« Toute force doit s’exercer aux yeux du monde » énonce l’un des narrateurs du nouveau film de Rithy Panh, en commentant des archives de bombardements : au-delà des invraisemblables raisons guidant le massacre d’individus, la guerre trouverait sa raison d’être dans le spectacle visuel qu’elle organise, et la terrible puissance qui se dégage des images de dévastation. C’est le point de départ d’Irradiés : le mal produit une lumière imprimant la rétine (celle des nuages en champignons créés par les bombardements atomiques, motif récurrent du film). Cette lumière peut s’avérer euphorisante, comme pour ces aviateurs américains qui, dans une archive sonore, se félicitent du tableau infernal qu’ils viennent de créer, ou dévorer l’esprit de ses victimes, à l’instar de celui du cinéaste. En témoigne la présence d’un fantôme aux yeux brûlés que le cinéaste filme comme une figuration de sa propre expérience de témoin et victime des crimes des Khmers Rouge. Les images de cette silhouette s’insinuent au cœur d’un montage d’archives qui récapitule la plupart des grands massacres du XXe siècle, rendant compte d’une certaine globalisation de l’horreur. Par-là, Rithy Panh lie son sort à celui de tous ceux qui ont été exposés à ces crimes toujours plus grands. L’irradiation du titre désigne ainsi autant la meurtrissure des victimes que le pouvoir de sidération de cette lumière mortifère à laquelle le spectateur est à son tour confronté.
Le montage organise une démonstration de force par l’entremise d’un dispositif structuré par une symétrie martiale : une narration à deux voix (un homme, une femme) qui se répondent, une musique et des bruitages omniprésents rythmant l’enchaînement des plans, et surtout ce dispositif en split screen tenu tout le long.
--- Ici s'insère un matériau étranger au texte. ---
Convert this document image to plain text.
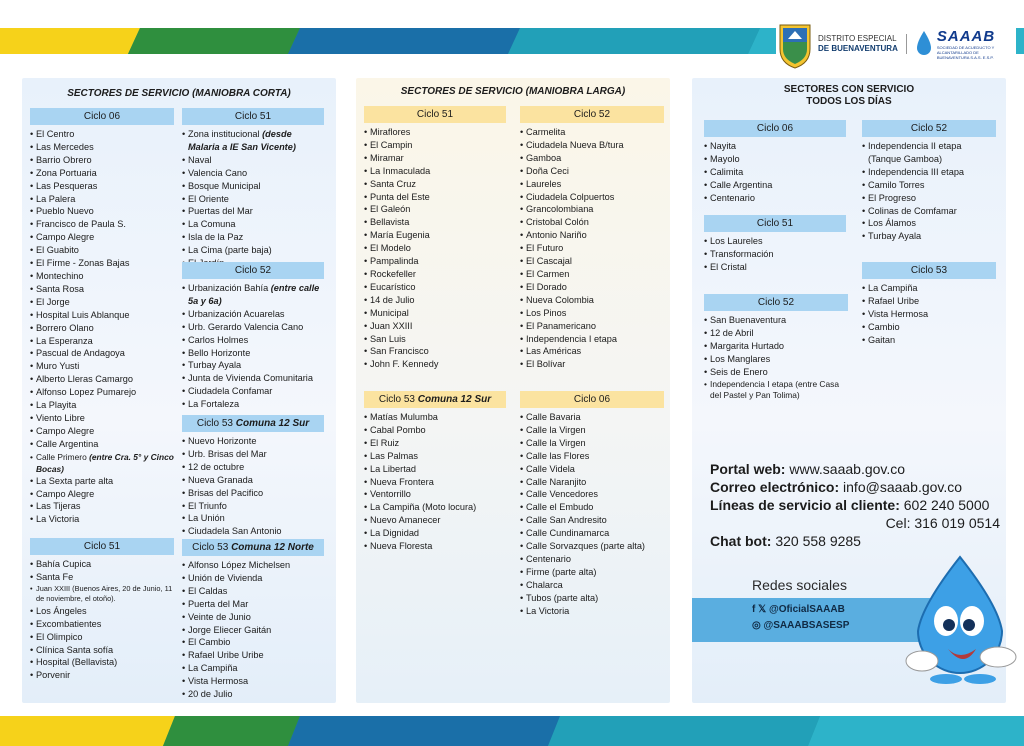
DISTRITO ESPECIAL
DE BUENAVENTURA
SAAAB
SOCIEDAD DE ACUEDUCTO Y ALCANTARILLADO DE BUENAVENTURA S.A.S. E.S.P.
SECTORES DE SERVICIO (MANIOBRA CORTA)
Ciclo 06
• El Centro
• Las Mercedes
• Barrio Obrero
• Zona Portuaria
• Las Pesqueras
• La Palera
• Pueblo Nuevo
• Francisco de Paula S.
• Campo Alegre
• El Guabito
• El Firme - Zonas Bajas
• Montechino
• Santa Rosa
• El Jorge
• Hospital Luis Ablanque
• Borrero Olano
• La Esperanza
• Pascual de Andagoya
• Muro Yusti
• Alberto Lleras Camargo
• Alfonso Lopez Pumarejo
• La Playita
• Viento Libre
• Campo Alegre
• Calle Argentina
• Calle Primero (entre Cra. 5° y Cinco Bocas)
• La Sexta parte alta
• Campo Alegre
• Las Tijeras
• La Victoria
Ciclo 51
• Zona institucional (desde Malaria a IE San Vicente)
• Naval
• Valencia Cano
• Bosque Municipal
• El Oriente
• Puertas del Mar
• La Comuna
• Isla de la Paz
• La Cima (parte baja)
•
Ciclo 52
• Urbanización Bahía (entre calle 5a y 6a)
• Urbanización Acuarelas
• Urb. Gerardo Valencia Cano
• Carlos Holmes
• Bello Horizonte
• Turbay Ayala
• Junta de Vivienda Comunitaria
• Ciudadela Confamar
• La Fortaleza
Ciclo 53 Comuna 12 Sur
• Nuevo Horizonte
• Urb. Brisas del Mar
• 12 de octubre
• Nueva Granada
• Brisas del Pacifico
• El Triunfo
• La Unión
• Ciudadela San Antonio
Ciclo 51
• Bahía Cupica
• Santa Fe
• Juan XXIII (Buenos Aires, 20 de Junio, 11 de noviembre, el otoño).
• Los Ángeles
• Excombatientes
• El Olimpico
• Clínica Santa sofía
• Hospital (Bellavista)
• Porvenir
Ciclo 53 Comuna 12 Norte
• Alfonso López Michelsen
• Unión de Vivienda
• El Caldas
• Puerta del Mar
• Veinte de Junio
• Jorge Eliecer Gaitán
• El Cambio
• Rafael Uribe Uribe
• La Campiña
• Vista Hermosa
• 20 de Julio
SECTORES DE SERVICIO (MANIOBRA LARGA)
Ciclo 51
• Miraflores
• El Campin
• Miramar
• La Inmaculada
• Santa Cruz
• Punta del Este
• El Galeón
• Bellavista
• María Eugenia
• El Modelo
• Pampalinda
• Rockefeller
• Eucarístico
• 14 de Julio
• Municipal
• Juan XXIII
• San Luis
• San Francisco
• John F. Kennedy
Ciclo 52
• Carmelita
• Ciudadela Nueva B/tura
• Gamboa
• Doña Ceci
• Laureles
• Ciudadela Colpuertos
• Grancolombiana
• Cristobal Colón
• Antonio Nariño
• El Futuro
• El Cascajal
• El Carmen
• El Dorado
• Nueva Colombia
• Los Pinos
• El Panamericano
• Independencia I etapa
• Las Américas
• El Bolívar
Ciclo 53 Comuna 12 Sur
• Matías Mulumba
• Cabal Pombo
• El Ruiz
• Las Palmas
• La Libertad
• Nueva Frontera
• Ventorrillo
• La Campiña (Moto locura)
• Nuevo Amanecer
• La Dignidad
• Nueva Floresta
Ciclo 06
• Calle Bavaria
• Calle la Virgen
• Calle la Virgen
• Calle las Flores
• Calle Videla
• Calle Naranjito
• Calle Vencedores
• Calle el Embudo
• Calle San Andresito
• Calle Cundinamarca
• Calle Sorvazques (parte alta)
• Centenario
• Firme (parte alta)
• Chalarca
• Tubos (parte alta)
• La Victoria
SECTORES CON SERVICIO
TODOS LOS DÍAS
Ciclo 06
• Nayita
• Mayolo
• Calimita
• Calle Argentina
• Centenario
Ciclo 51
• Los Laureles
• Transformación
• El Cristal
Ciclo 52
• San Buenaventura
• 12 de Abril
• Margarita Hurtado
• Los Manglares
• Seis de Enero
• Independencia I etapa (entre Casa del Pastel y Pan Tolima)
Ciclo 52
• Independencia II etapa (Tanque Gamboa)
• Independencia III etapa
• Camilo Torres
• El Progreso
• Colinas de Comfamar
• Los Álamos
• Turbay Ayala
Ciclo 53
• La Campiña
• Rafael Uribe
• Vista Hermosa
• Cambio
• Gaitan
Portal web: www.saaab.gov.co
Correo electrónico: info@saaab.gov.co
Líneas de servicio al cliente: 602 240 5000
Cel: 316 019 0514
Chat bot: 320 558 9285
Redes sociales
f 𝕏 @OficialSAAAB
◎ @SAAABSASESP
Le film prend en effet la forme d’une bande composée de trois images, démultipliant souvent le même plan ou mettant en écho des différences qui trouvent dans cet écrin une certaine harmonie géométrique. C’est le mouvement interne aux images qui les fait se joindre entre elles, tels ces plans filmés depuis l’intérieur d’un train permettant de raccorder des paysans cambodgiens à une foule d’allemands exultant au passage du Führer. Les mouvements de la lumière, les tourbillons, les scintillements, et naturellement les gigantesques explosions préalablement évoquées, donnent au film sa vitesse. L’énergie électrisante qui s’en dégage trouve comme contrepoint le déplacement lent et difficile des corps ravagés à la démarche universellement empêchée. Ce découpage proche de l’installation muséale ramène le spectateur à une perception très formelle, le mettant face à des visions lumineuses frayant avec l’abstraction. Car ce triplement de la lumière et des mouvements brouille sciemment notre perception : incapable de raisonner d’un seul regard cet amoncellement d’images d’une grande violence, on ne peut que contempler leur terrifiante beauté et subir leur implacable crudité.
Il y a indubitablement quelque chose de l’ordre de « l’attraction », au sens premier du terme, qui se produit, le film prenant l’apparence d’un cheminement lumineux nous entraînant au plus profond des abysses de l’expérience humaine. Par un effet de suspension dans le vide, provoquant un très désagréable vertige, l’horreur de ce voyage culmine dans des images de charniers – des cadavres que l’on déplace à l’aide de tractopelles –, montrées cette fois-ci en plein écran et sans aucun son. Si le film impressionne par sa mise en œuvre, cette expérience pénible visant à éprouver notre sensibilité face aux massacres se prolonge peut-être au-delà d’un point limite, avec l’écœurement pour seul horizon. Elle pourrait même paraître un peu démonstrative sans le segment testamentaire d’une grande beauté, portant l’idée que ces images traumatiques peuvent être apaisée par la fabrication de leurs négatifs, autrement plus doux et moins spectaculaires. L’entreprise de Rithy Panh est alors résumée par la citation qu’il fait d’une séquence de Chronique d’un été de Jean Rouch : un lent travelling dans la douceur d’un été parisien accompagnant la démarche légère de Marceline Loridan-Ivens qui, en off, raconte son expérience des camps de concentration.